To execute the program you enter the command mcap_puma into the console and press enter. Now we will test the functionality. For that purpose we start mcagui again.

   [mca2-home-dir] $ mcagui

There we need a slider (you already know how to create and configure it) and a LCD-widget (to create this widget select item LCD in menu Sensors - I am sure you are able to move and resize it within the workspace.)
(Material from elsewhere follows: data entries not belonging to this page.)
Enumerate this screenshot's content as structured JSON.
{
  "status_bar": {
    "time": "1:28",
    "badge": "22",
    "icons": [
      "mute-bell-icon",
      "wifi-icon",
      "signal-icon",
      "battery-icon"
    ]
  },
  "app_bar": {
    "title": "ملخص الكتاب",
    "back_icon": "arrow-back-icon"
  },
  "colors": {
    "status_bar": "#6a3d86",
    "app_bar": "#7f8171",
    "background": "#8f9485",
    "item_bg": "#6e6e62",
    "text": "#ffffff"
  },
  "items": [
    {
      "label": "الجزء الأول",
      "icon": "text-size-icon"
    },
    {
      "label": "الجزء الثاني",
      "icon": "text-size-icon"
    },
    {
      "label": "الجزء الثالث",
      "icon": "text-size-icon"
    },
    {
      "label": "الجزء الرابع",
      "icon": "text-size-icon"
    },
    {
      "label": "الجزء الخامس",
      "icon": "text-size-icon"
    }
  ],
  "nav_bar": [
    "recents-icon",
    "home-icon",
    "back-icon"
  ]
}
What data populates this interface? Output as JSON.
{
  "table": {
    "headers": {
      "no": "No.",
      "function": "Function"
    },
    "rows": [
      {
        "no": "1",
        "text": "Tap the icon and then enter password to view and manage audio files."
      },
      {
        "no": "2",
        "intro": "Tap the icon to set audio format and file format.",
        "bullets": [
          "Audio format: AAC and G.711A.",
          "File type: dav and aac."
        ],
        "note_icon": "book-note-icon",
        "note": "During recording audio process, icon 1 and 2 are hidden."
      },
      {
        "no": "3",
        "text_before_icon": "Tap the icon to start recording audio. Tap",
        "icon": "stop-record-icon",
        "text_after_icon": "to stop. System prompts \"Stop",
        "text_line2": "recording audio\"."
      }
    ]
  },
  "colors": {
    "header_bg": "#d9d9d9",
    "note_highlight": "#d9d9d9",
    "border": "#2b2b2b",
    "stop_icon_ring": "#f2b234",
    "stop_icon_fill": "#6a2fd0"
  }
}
Connect the slider's actor output with the controller input Joint Value and the LCD's widget port with the IO channel Current Joint Angle. If you move the slider very fast, the simulated joint should need some time before it reaches the specified value as it has a limited angular velocity.

Tutorial1 2.1.png

Now we quit mcagui without saving our just created project and start our mcap_puma example another five times in five different consoles (Once for every joint of our puma robot). After that we start mcagui with puma.mcagui (the file we saved within our first mcagui session) as command line parameter (for this we have to be in the home folder of our saved session ..src/mca2/projects/puma/etc):

 [mca2-home-dir] $ mcagui puma.mcagui

or start mcagui again and open the saved GUI via menu.

 [mca2-home-dir] $ mcagui

We have to reconnect the sliders actor output and 3D-widgets sensor inputs with our programmes, because the IO descriptions have changed. After the reconnection we are able to control the simulated robot. The effect of our simulation is, that all axis need some time in order to rotate the joints to the specified angle values.

Tutorial1 2.9.png

Have a closer look

In order to check whether all parts are running and all connections are correct the tool mcabrowser can be used. Furthermore module parameters can be modified. At first we stop all joint_simulation programmes and restart only one of them. Then we start mcabrower:

$ killall joint_simulation      or     going into the console and pressing ctrl + c
[build-dir] $ joint_simulation 
[mca2-home-dir] $ mcabrowser 

Tutorial2 8.1.png

In the mcabrowser window all modules are listed in a tree structure under the top level node virtual MainGroup. By clicking on particular nodes of this tree specific information windows will pop up. Clicking on the top level node will bring forth a graph window which displays all parts that are currently executed (in our case we have only one part named JointSimulation) and how they exchange data via edges. Edges to the virtual controller input and sensor output of the whole system show the way how mcagui interacts with parts. All displayed components can be activated using the left mouse button. Just click on it and a separate window appears which displays additional information.

Tutorial2 8.5.png

If a module features parameters (as ours for example) these parameters can be manipulated during runtime in the corresponding information window. The module information window where all parameters are listed can be opened by clicking on the module in question. If you want to change parameter values, the change has to be confirmed by clicking on the Apply Parameters button in the window's utilities bar.

Tutorial2 8.6.png

The other IO interfaces of the module can be displayed by mcabrowser as well. If you click on one of the interfaces ControllerInput, ControllerOutput, SensorInput or SensorOutput the corresponding signal list together with the current values is shown. The values can be overwritten and sent to the controller programme by pushing the Apply button.

Tutorial2 8.7.png

Edges can also be displayed:

Tutorial2 8.8.png

Well, one part containing a single module is not really complex enough to demonstrate full utility of mcabrowser. We will now restart joint_simulation another five times and reconnect the mcabrowser. To reconnect set the focus on the mcabrowser main window and press ctrl + r. Confirm the reconnection with your local machine in the Connect dialogue which will pop up by pushing the Ok button.

Now six parts will appear in the virtual MainGroup graph window and we will be able to change the parameters of these mJointSimulation modules in different ways such that the six joints have different characteristics.